FAMILIES fighting to save seven residential homes have issued an 11th-hour plea for opposition councillors to try to block the closure.

Last week, cash-strapped Durham County Council’s Labour-controlled cabinet agreed to close the homes, which accommodate more than 100 elderly people, provoking fury from the residents, their relatives and care staff.

The cuts are expected to be rubber-stamped at a full council meeting at County Hall, Durham, this morning.

However, campaigners have called on opposition councillors to interrupt the meeting, to force it to be adjourned or postponed.

David Dutch, whose 93- year-old mother, Margaret, lives in Shafto House, Newton Aycliffe, one of the homes under threat, said: “I will not rest until they forcibly remove my 93-year-old blind and disabled mother from the place she calls home.

“She is so frail now I shudder to think what will happen if she is moved.

“Yes we live in austere times, yes there is a need to make savings, but closures and redundancies will contribute nothing to the budget, so why do it?”

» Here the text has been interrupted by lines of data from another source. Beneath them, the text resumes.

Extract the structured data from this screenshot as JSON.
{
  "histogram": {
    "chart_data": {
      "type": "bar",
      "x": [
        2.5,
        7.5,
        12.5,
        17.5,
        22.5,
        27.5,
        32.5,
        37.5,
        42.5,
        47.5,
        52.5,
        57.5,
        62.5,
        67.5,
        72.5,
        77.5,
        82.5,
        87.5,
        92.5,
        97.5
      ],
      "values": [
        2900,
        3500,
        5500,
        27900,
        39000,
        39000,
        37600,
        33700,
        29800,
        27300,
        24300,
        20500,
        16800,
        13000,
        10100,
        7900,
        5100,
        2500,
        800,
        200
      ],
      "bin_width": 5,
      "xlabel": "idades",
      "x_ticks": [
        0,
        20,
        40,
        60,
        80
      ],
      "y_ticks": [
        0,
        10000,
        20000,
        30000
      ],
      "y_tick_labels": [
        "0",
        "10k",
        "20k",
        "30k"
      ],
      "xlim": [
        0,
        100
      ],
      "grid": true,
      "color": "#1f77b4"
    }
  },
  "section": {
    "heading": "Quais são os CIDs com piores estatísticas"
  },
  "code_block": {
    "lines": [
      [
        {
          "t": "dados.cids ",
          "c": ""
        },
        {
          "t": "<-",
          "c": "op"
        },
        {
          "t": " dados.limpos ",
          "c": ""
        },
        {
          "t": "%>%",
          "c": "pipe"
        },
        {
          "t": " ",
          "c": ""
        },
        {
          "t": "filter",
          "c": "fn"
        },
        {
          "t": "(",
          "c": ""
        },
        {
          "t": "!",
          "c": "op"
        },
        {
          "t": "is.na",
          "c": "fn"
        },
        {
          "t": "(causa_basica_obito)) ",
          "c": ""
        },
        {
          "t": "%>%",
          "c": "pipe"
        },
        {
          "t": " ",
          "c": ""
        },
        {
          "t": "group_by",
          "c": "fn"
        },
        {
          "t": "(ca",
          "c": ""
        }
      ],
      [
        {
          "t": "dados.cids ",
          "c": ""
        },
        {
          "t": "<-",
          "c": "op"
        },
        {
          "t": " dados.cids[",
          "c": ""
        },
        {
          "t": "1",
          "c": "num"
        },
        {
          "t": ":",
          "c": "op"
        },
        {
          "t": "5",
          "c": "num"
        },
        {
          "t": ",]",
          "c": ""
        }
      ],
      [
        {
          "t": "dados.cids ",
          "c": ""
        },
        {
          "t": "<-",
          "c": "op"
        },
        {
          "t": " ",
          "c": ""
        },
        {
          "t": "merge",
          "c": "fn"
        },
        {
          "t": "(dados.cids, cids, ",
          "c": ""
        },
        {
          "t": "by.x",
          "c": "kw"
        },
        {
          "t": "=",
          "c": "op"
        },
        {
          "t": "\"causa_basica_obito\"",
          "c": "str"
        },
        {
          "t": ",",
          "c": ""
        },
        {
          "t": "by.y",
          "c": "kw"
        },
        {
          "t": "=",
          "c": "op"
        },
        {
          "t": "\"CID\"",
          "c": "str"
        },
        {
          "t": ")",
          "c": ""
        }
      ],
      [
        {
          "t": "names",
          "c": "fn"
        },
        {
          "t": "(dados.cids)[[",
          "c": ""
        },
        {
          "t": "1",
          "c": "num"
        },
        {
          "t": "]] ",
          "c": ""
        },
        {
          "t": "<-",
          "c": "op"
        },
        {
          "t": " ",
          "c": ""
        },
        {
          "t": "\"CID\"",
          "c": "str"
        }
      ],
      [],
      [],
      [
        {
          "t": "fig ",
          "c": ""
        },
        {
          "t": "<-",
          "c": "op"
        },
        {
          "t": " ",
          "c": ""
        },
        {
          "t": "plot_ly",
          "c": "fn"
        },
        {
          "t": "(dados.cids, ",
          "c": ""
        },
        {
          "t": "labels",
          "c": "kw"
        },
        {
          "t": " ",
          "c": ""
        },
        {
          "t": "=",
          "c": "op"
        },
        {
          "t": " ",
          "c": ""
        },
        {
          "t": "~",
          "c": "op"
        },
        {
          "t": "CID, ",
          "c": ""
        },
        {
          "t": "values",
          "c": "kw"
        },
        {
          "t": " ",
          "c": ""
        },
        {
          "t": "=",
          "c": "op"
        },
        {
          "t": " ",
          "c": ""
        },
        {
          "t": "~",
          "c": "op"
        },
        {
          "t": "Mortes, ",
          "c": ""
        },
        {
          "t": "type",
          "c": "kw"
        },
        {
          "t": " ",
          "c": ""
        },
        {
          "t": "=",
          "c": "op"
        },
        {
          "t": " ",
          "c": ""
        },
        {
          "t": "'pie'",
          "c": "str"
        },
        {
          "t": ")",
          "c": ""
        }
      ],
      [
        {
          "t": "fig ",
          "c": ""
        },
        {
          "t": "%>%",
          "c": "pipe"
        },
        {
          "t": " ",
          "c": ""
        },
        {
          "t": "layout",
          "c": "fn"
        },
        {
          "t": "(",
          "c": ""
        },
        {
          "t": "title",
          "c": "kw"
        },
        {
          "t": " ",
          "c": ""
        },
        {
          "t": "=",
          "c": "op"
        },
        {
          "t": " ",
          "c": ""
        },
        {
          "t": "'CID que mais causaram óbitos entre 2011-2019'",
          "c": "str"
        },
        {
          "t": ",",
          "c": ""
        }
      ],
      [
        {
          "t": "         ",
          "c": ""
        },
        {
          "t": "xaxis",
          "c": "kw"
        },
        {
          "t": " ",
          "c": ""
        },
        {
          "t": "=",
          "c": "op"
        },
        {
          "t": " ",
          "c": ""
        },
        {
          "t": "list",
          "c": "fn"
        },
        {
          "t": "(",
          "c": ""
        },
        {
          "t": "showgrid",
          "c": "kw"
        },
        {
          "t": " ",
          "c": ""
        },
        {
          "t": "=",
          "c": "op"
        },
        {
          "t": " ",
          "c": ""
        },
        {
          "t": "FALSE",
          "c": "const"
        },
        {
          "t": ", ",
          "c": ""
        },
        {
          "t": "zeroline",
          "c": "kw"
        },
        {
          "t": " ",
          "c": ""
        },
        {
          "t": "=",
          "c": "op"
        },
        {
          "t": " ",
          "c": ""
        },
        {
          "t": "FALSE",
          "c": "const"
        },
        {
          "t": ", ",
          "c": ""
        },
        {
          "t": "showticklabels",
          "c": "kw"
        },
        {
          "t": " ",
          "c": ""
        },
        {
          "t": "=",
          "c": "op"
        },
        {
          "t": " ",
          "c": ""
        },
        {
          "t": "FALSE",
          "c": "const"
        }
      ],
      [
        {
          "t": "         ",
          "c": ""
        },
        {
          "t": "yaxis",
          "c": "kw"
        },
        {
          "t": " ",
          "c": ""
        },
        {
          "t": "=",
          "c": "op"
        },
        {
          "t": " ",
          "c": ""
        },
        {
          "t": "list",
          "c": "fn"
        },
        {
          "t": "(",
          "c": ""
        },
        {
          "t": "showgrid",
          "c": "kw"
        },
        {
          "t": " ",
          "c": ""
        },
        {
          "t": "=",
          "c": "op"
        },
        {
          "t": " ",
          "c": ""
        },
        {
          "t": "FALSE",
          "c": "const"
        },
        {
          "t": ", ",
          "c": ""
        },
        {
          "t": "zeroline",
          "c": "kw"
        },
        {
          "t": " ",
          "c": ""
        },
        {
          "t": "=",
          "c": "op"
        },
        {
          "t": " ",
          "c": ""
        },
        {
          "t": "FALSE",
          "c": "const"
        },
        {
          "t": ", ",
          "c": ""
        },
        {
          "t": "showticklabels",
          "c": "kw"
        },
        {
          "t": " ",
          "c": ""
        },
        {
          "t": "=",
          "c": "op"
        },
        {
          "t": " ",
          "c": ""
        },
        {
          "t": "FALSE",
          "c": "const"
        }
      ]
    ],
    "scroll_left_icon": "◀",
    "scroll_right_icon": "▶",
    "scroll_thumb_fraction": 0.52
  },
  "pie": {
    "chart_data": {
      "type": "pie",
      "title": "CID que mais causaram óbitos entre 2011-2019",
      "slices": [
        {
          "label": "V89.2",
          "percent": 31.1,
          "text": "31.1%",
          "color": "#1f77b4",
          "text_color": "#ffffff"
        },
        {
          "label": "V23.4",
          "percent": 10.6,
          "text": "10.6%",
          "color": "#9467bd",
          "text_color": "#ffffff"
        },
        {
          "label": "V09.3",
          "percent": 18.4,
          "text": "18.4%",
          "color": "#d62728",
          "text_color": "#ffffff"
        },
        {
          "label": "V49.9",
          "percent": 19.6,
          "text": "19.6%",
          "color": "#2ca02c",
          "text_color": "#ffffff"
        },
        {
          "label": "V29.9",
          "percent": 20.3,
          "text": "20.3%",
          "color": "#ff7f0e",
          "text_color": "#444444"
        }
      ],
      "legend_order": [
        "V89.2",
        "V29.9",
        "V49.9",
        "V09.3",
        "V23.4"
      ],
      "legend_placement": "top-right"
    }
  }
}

The other homes closing are Manor House, in Annfield Plain; Glendale House, in Blackhall; Lynwood House, in Lanchester; Hackworth House, in Shildon; Stanfield House, in Stanley; and East Green, in West Auckland.

The county council faces having to find £100m worth of savings over the next four years and council leader Simon Henig says a £35m bill to save the homes is disproportionate and unaffordable without decimating other services.

The 126-seat council’s ruling Labour group, which has 67 members, backed the closures by 33 votes to ten, in a behind-closed-doors meeting earlier this month.

Then the authority’s tenmember Labour cabinet, the final decision-making group on the issue, also backed the closures unanimously, last Wednesday.

Opposition groups are understood to be considering how best to fight the cuts.

Families and care home staff will also be protesting outside County Hall before today’s meeting, which starts at 10am.

No dates for the closures have been announced.

Council chiefs say the needs, comfort and safety of residents will be their prime concern and great care will be taken to minimise and manage any disruption.